怪訝そうなヨルナの前を素通りして高窓の真下あたりをノックする。
ゴッ、ゴッ、と鈍い音。
そこは木板だけでなく、なにか補強のための塗料を塗ってあるようだった。地球でいえばコンクリートのような。
ロザリンドは辟易とした様子でぼやく。
「ボロい空き家のくせに、外壁は頑丈そうね。ヨルナ、火魔法は使える? 風でもいいわ。ここを壊せるくらいの」
「! 無理です。できたとしても火事になっちゃますし、風圧で爆破も、外にひとがいたら……。危ないでしょう? もちろん、真空の刃なんて高次元な技もできません」
「あほくさ。使えないわね」
「……」
いやいやいやいや。
“転移”を含む他の魔法すべてを封じられたロザリンドから言われたくはなかったが、その件に関しては追及しないことにした。
代わりに、ずっと気になっていたことを口にする。
「ローズ様。逃げ道の件ですが。私、起きたときからずっと隙間風を感じるんです。すぅすぅすると言うか。寝てるとき、寒くありませんでした?」
「そういえば……、そうね」
つかのま沈黙した二人は、なんとなく視線を同じ場所に流した。
先ほど、分厚そうな音がした壁だ。いかにも寄せ集めた風の箱や物が一ヶ所に積まれており、部屋を片付けるためだったのは間違いないのだがそれ以上に。
(あやしい。カモフラージュとか……?)
ヨルナは、ハッと翠玉色の瞳をきらめかせた。
「ね、ローズ様。ここ、穴でも空いてるんでしょうか」
「まさか」
そう言いつつ、顔を見合わせた二人は同時に動きだした。
木箱をずらして何かの袋をずらし、壁際に隙間を作って横から覗いてみると、たしかに穴は空いている。

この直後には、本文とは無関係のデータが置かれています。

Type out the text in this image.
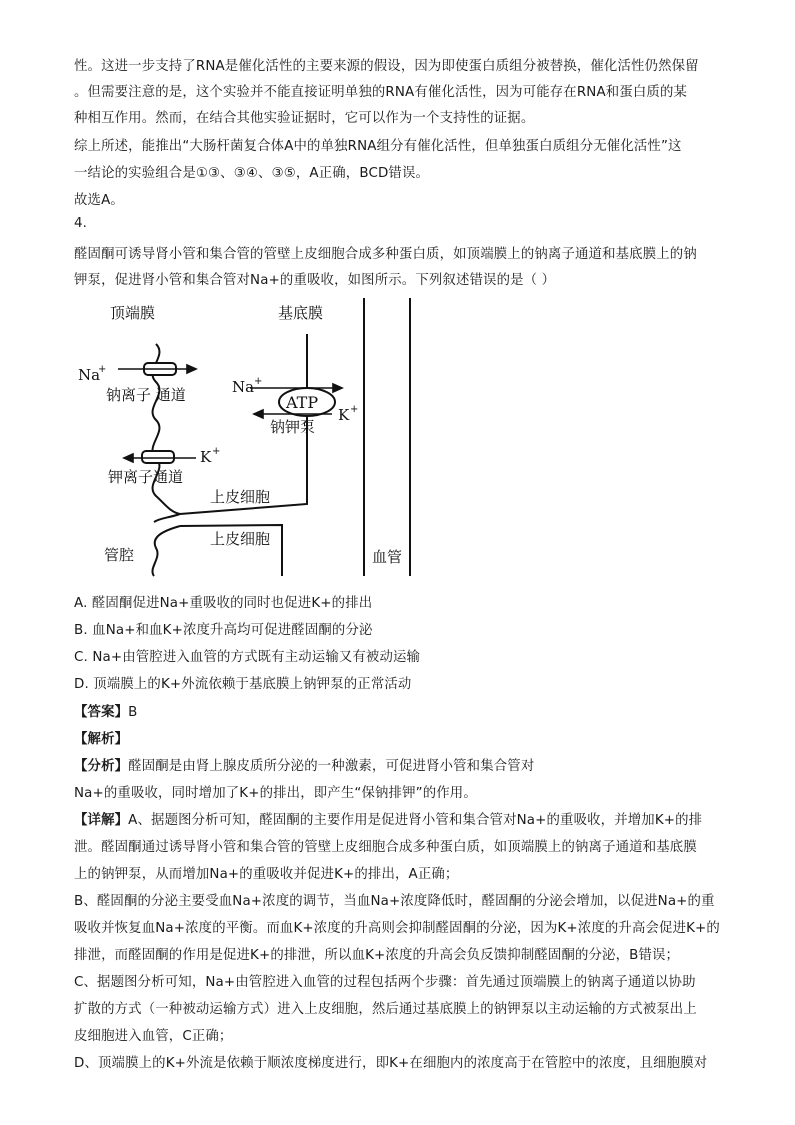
性。这进一步支持了RNA是催化活性的主要来源的假设，因为即使蛋白质组分被替换，催化活性仍然保留
。但需要注意的是，这个实验并不能直接证明单独的RNA有催化活性，因为可能存在RNA和蛋白质的某
种相互作用。然而，在结合其他实验证据时，它可以作为一个支持性的证据。
综上所述，能推出“大肠杆菌复合体A中的单独RNA组分有催化活性，但单独蛋白质组分无催化活性”这
一结论的实验组合是①③、③④、③⑤，A正确，BCD错误。
故选A。
4.
醛固酮可诱导肾小管和集合管的管壁上皮细胞合成多种蛋白质，如顶端膜上的钠离子通道和基底膜上的钠
钾泵，促进肾小管和集合管对Na+的重吸收，如图所示。下列叙述错误的是（ ）
顶端膜	基底膜
Na
+
钠离子 通道
K +
钾离子通道
Na +
ATP
K +
钠钾泵
上皮细胞
上皮细胞
管腔	血管
A. 醛固酮促进Na+重吸收的同时也促进K+的排出
B. 血Na+和血K+浓度升高均可促进醛固酮的分泌
C. Na+由管腔进入血管的方式既有主动运输又有被动运输
D. 顶端膜上的K+外流依赖于基底膜上钠钾泵的正常活动
【答案】B
【解析】
【分析】醛固酮是由肾上腺皮质所分泌的一种激素，可促进肾小管和集合管对
Na+的重吸收，同时增加了K+的排出，即产生“保钠排钾”的作用。
【详解】A、据题图分析可知，醛固酮的主要作用是促进肾小管和集合管对Na+的重吸收，并增加K+的排
泄。醛固酮通过诱导肾小管和集合管的管壁上皮细胞合成多种蛋白质，如顶端膜上的钠离子通道和基底膜
上的钠钾泵，从而增加Na+的重吸收并促进K+的排出，A正确；
B、醛固酮的分泌主要受血Na+浓度的调节，当血Na+浓度降低时，醛固酮的分泌会增加，以促进Na+的重
吸收并恢复血Na+浓度的平衡。而血K+浓度的升高则会抑制醛固酮的分泌，因为K+浓度的升高会促进K+的
排泄，而醛固酮的作用是促进K+的排泄，所以血K+浓度的升高会负反馈抑制醛固酮的分泌，B错误；
C、据题图分析可知，Na+由管腔进入血管的过程包括两个步骤：首先通过顶端膜上的钠离子通道以协助
扩散的方式（一种被动运输方式）进入上皮细胞，然后通过基底膜上的钠钾泵以主动运输的方式被泵出上
皮细胞进入血管，C正确；
D、顶端膜上的K+外流是依赖于顺浓度梯度进行，即K+在细胞内的浓度高于在管腔中的浓度，且细胞膜对
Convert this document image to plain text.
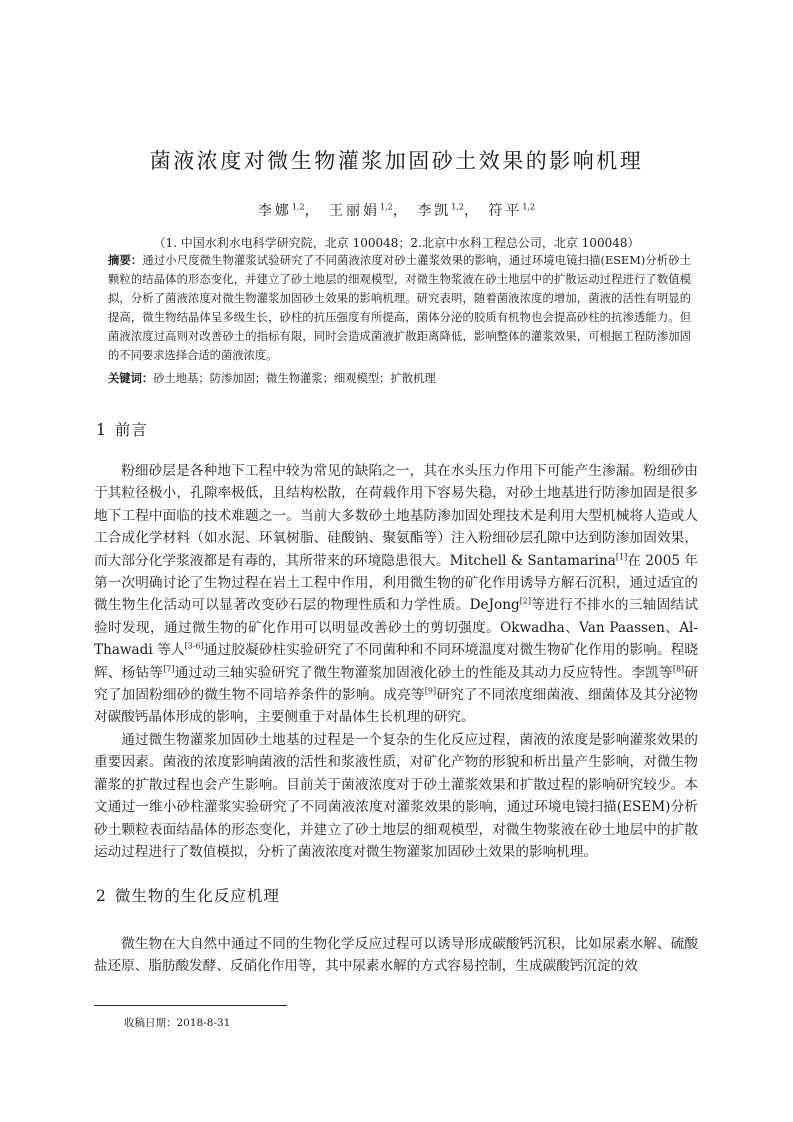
菌液浓度对微生物灌浆加固砂土效果的影响机理
李娜$^{1,2}$， 王丽娟$^{1,2}$， 李凯$^{1,2}$， 符平$^{1,2}$
（1. 中国水利水电科学研究院，北京 100048；2.北京中水科工程总公司，北京 100048）
摘要：通过小尺度微生物灌浆试验研究了不同菌液浓度对砂土灌浆效果的影响，通过环境电镜扫描(ESEM)分析砂土颗粒的结晶体的形态变化，并建立了砂土地层的细观模型，对微生物浆液在砂土地层中的扩散运动过程进行了数值模拟，分析了菌液浓度对微生物灌浆加固砂土效果的影响机理。研究表明，随着菌液浓度的增加，菌液的活性有明显的提高，微生物结晶体呈多级生长，砂柱的抗压强度有所提高，菌体分泌的胶质有机物也会提高砂柱的抗渗透能力。但菌液浓度过高则对改善砂土的指标有限，同时会造成菌液扩散距离降低，影响整体的灌浆效果，可根据工程防渗加固的不同要求选择合适的菌液浓度。
关键词：砂土地基；防渗加固；微生物灌浆；细观模型；扩散机理
1 前言

粉细砂层是各种地下工程中较为常见的缺陷之一，其在水头压力作用下可能产生渗漏。粉细砂由于其粒径极小，孔隙率极低，且结构松散，在荷载作用下容易失稳，对砂土地基进行防渗加固是很多地下工程中面临的技术难题之一。当前大多数砂土地基防渗加固处理技术是利用大型机械将人造或人工合成化学材料（如水泥、环氧树脂、硅酸钠、聚氨酯等）注入粉细砂层孔隙中达到防渗加固效果，而大部分化学浆液都是有毒的，其所带来的环境隐患很大。Mitchell & Santamarina[1]在 2005 年第一次明确讨论了生物过程在岩土工程中作用，利用微生物的矿化作用诱导方解石沉积，通过适宜的微生物生化活动可以显著改变砂石层的物理性质和力学性质。DeJong[2]等进行不排水的三轴固结试验时发现，通过微生物的矿化作用可以明显改善砂土的剪切强度。Okwadha、Van Paassen、Al-Thawadi 等人[3-6]通过胶凝砂柱实验研究了不同菌种和不同环境温度对微生物矿化作用的影响。程晓辉、杨钻等[7]通过动三轴实验研究了微生物灌浆加固液化砂土的性能及其动力反应特性。李凯等[8]研究了加固粉细砂的微生物不同培养条件的影响。成亮等[9]研究了不同浓度细菌液、细菌体及其分泌物对碳酸钙晶体形成的影响，主要侧重于对晶体生长机理的研究。

通过微生物灌浆加固砂土地基的过程是一个复杂的生化反应过程，菌液的浓度是影响灌浆效果的重要因素。菌液的浓度影响菌液的活性和浆液性质，对矿化产物的形貌和析出量产生影响，对微生物灌浆的扩散过程也会产生影响。目前关于菌液浓度对于砂土灌浆效果和扩散过程的影响研究较少。本文通过一维小砂柱灌浆实验研究了不同菌液浓度对灌浆效果的影响，通过环境电镜扫描(ESEM)分析砂土颗粒表面结晶体的形态变化，并建立了砂土地层的细观模型，对微生物浆液在砂土地层中的扩散运动过程进行了数值模拟，分析了菌液浓度对微生物灌浆加固砂土效果的影响机理。

2 微生物的生化反应机理

微生物在大自然中通过不同的生物化学反应过程可以诱导形成碳酸钙沉积，比如尿素水解、硫酸盐还原、脂肪酸发酵、反硝化作用等，其中尿素水解的方式容易控制，生成碳酸钙沉淀的效

收稿日期：2018-8-31
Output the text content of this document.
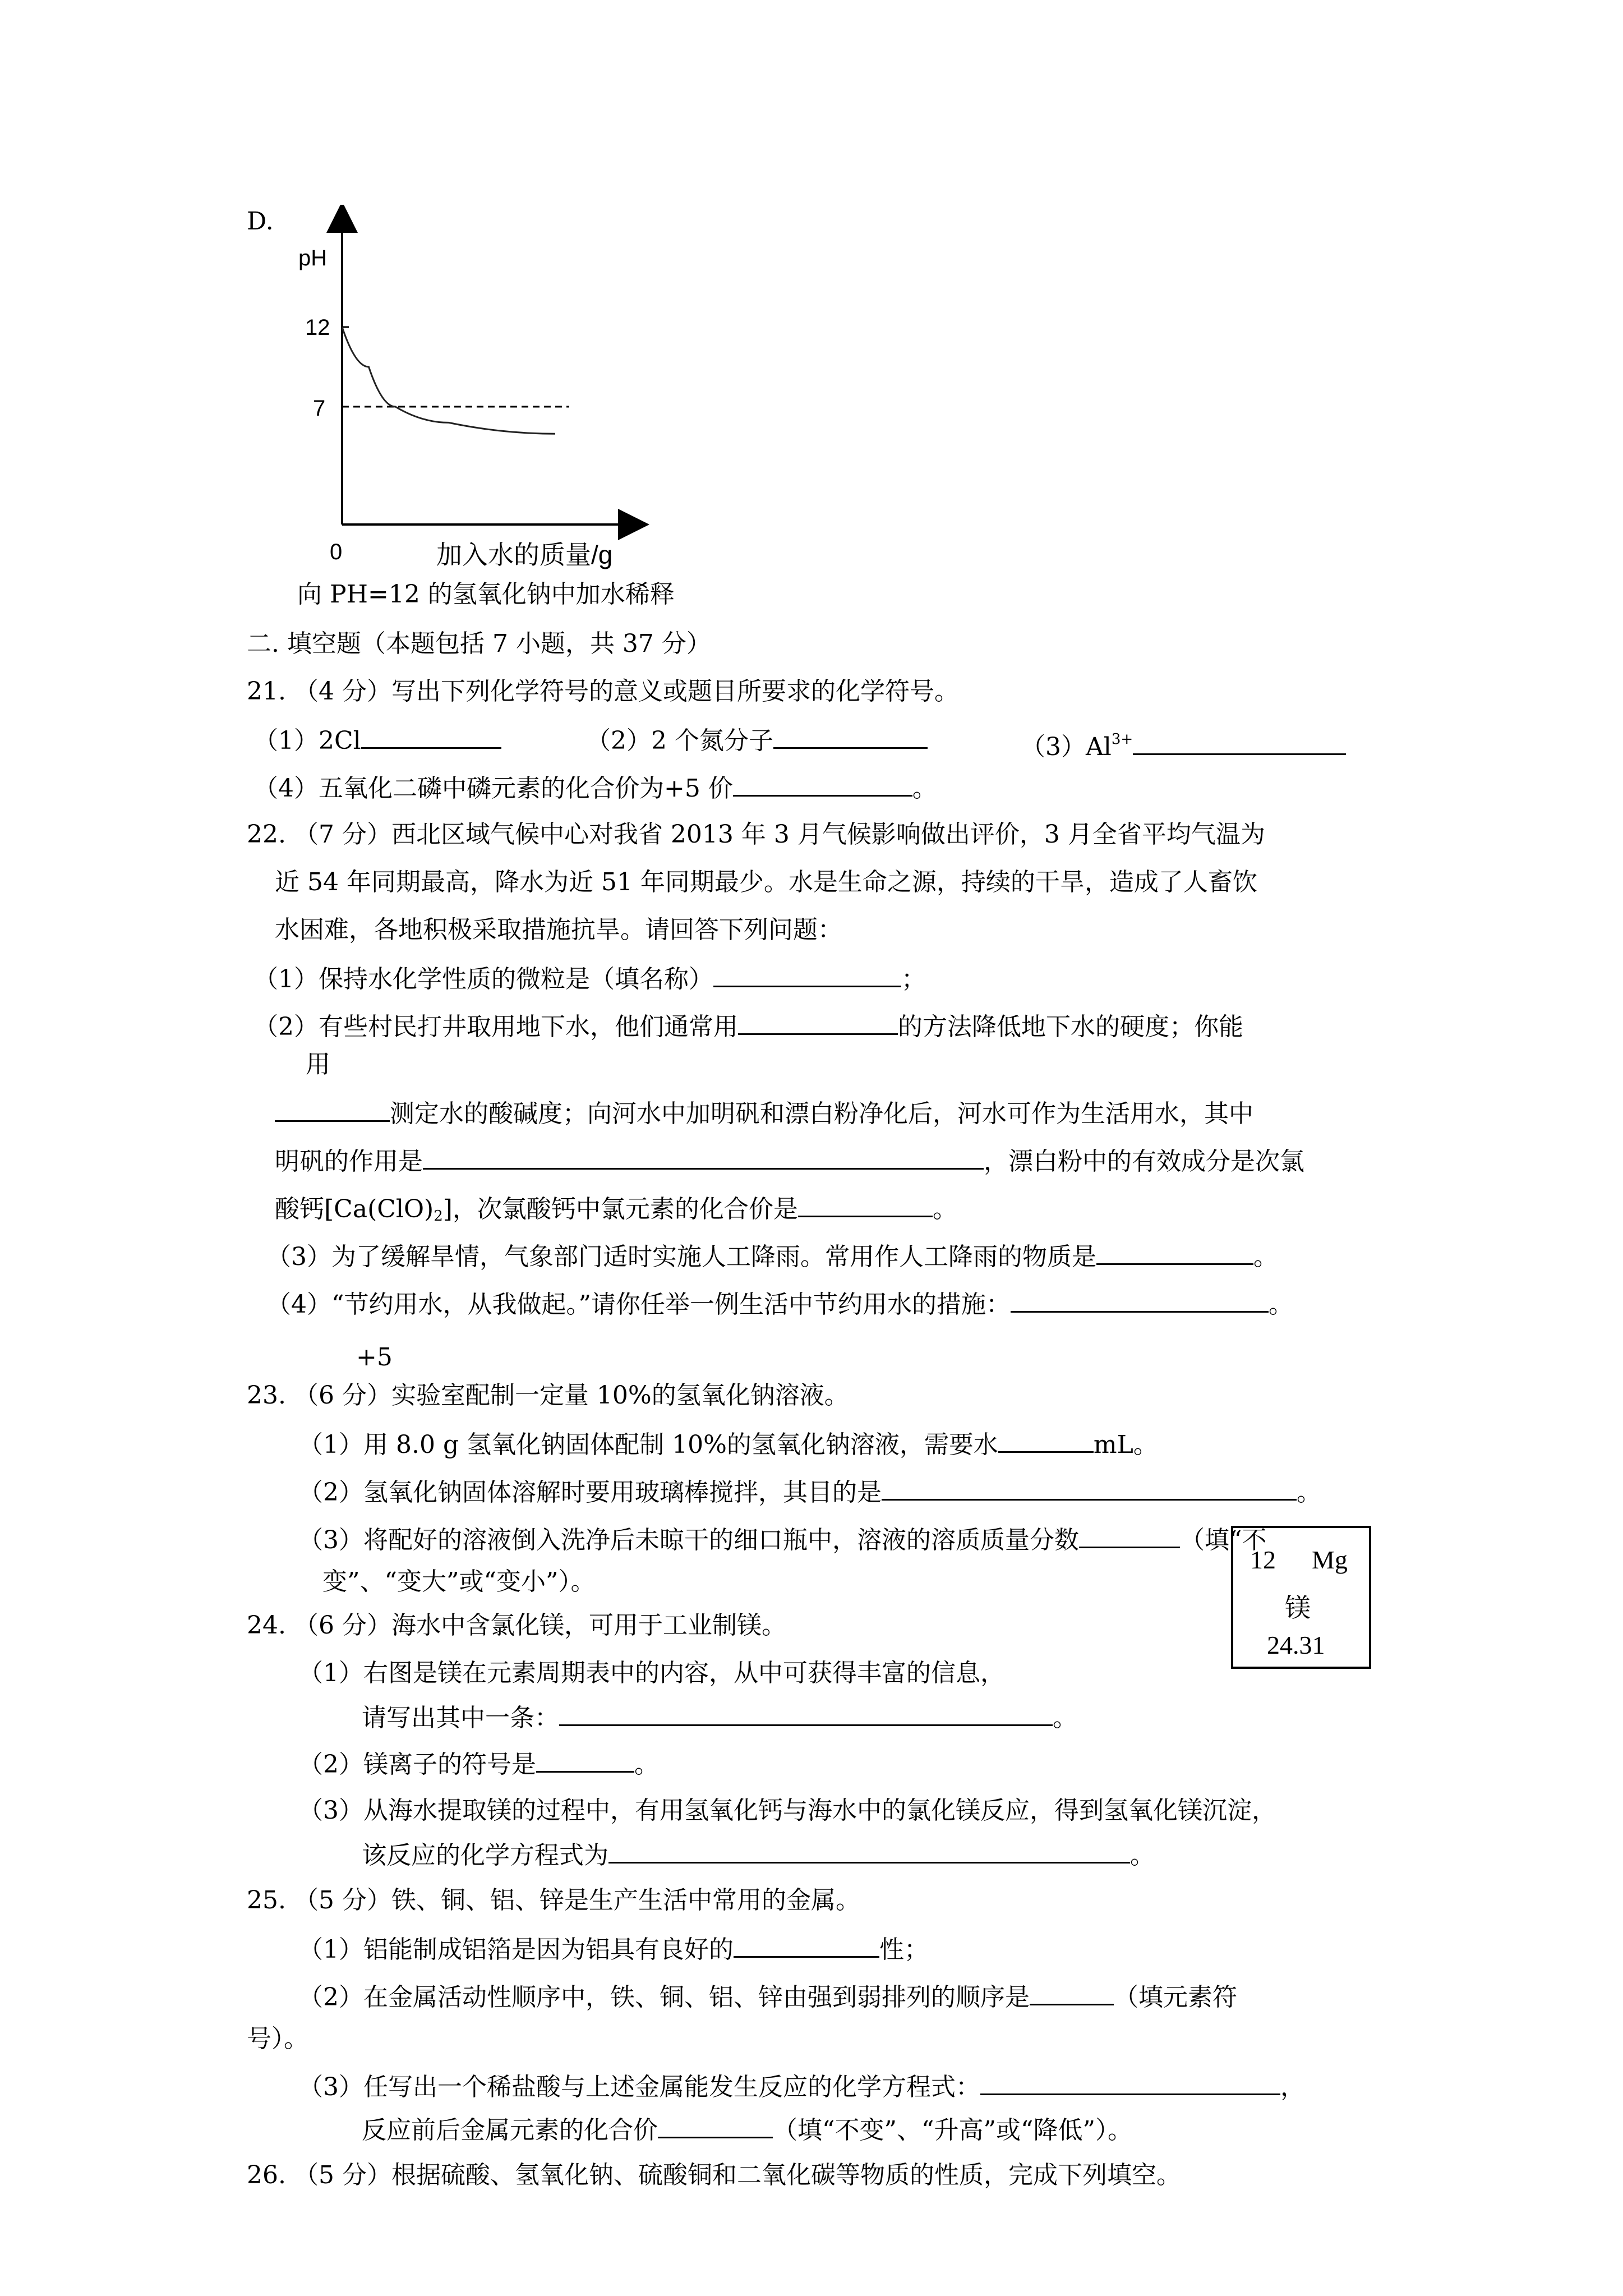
D.
pH
12
7
0	加入水的质量/g
向 PH=12 的氢氧化钠中加水稀释
二. 填空题（本题包括 7 小题，共 37 分）
21. （4 分）写出下列化学符号的意义或题目所要求的化学符号。
（1）2Cl	（2）2 个氮分子	$(3)Al^{3+}$
（4）五氧化二磷中磷元素的化合价为+5 价	。
22. （7 分）西北区域气候中心对我省 2013 年 3 月气候影响做出评价，3 月全省平均气温为
近 54 年同期最高，降水为近 51 年同期最少。水是生命之源，持续的干旱，造成了人畜饮
水困难，各地积极采取措施抗旱。请回答下列问题：
（1）保持水化学性质的微粒是（填名称）	；
（2）有些村民打井取用地下水，他们通常用	的方法降低地下水的硬度；你能
用
测定水的酸碱度；向河水中加明矾和漂白粉净化后，河水可作为生活用水，其中
明矾的作用是	，漂白粉中的有效成分是次氯
酸钙$[Ca(ClO)_2]$，次氯酸钙中氯元素的化合价是	。
（3）为了缓解旱情，气象部门适时实施人工降雨。常用作人工降雨的物质是	。
（4）“节约用水，从我做起。”请你任举一例生活中节约用水的措施：	。
+5
23. （6 分）实验室配制一定量 10%的氢氧化钠溶液。
（1）用 8.0 g 氢氧化钠固体配制 10%的氢氧化钠溶液，需要水	mL。
（2）氢氧化钠固体溶解时要用玻璃棒搅拌，其目的是	。
（3）将配好的溶液倒入洗净后未晾干的细口瓶中，溶液的溶质质量分数	（填“不
变”、“变大”或“变小”）。
24. （6 分）海水中含氯化镁，可用于工业制镁。
（1）右图是镁在元素周期表中的内容，从中可获得丰富的信息，
请写出其中一条：	。
（2）镁离子的符号是	。
（3）从海水提取镁的过程中，有用氢氧化钙与海水中的氯化镁反应，得到氢氧化镁沉淀，
该反应的化学方程式为	。
12 Mg
镁
24.31
25. （5 分）铁、铜、铝、锌是生产生活中常用的金属。
（1）铝能制成铝箔是因为铝具有良好的	性；
（2）在金属活动性顺序中，铁、铜、铝、锌由强到弱排列的顺序是	（填元素符
号）。
（3）任写出一个稀盐酸与上述金属能发生反应的化学方程式：	，
反应前后金属元素的化合价	（填“不变”、“升高”或“降低”）。
26. （5 分）根据硫酸、氢氧化钠、硫酸铜和二氧化碳等物质的性质，完成下列填空。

が、ネズミの穴をちょっと大きくした程度のひび割れだ。そこから外の空気と光が入ってきていた。
――――猫。
どうしよう。それくらいなら。
変化して一昼夜くらいなら人間としての意識を残せると、経験上知っている。
いま、ロザリンドが身に付けているリボンをくわえて行けば。あるいは付近の住民をここまで誘導できれば。
――――ひょっとして。
助 け ら れ る ?
(……!!)
じわり。熱いような、つめたいような。
今生での選択を突きつけられた気がして、ヨルナはしばし立ちすくんだ。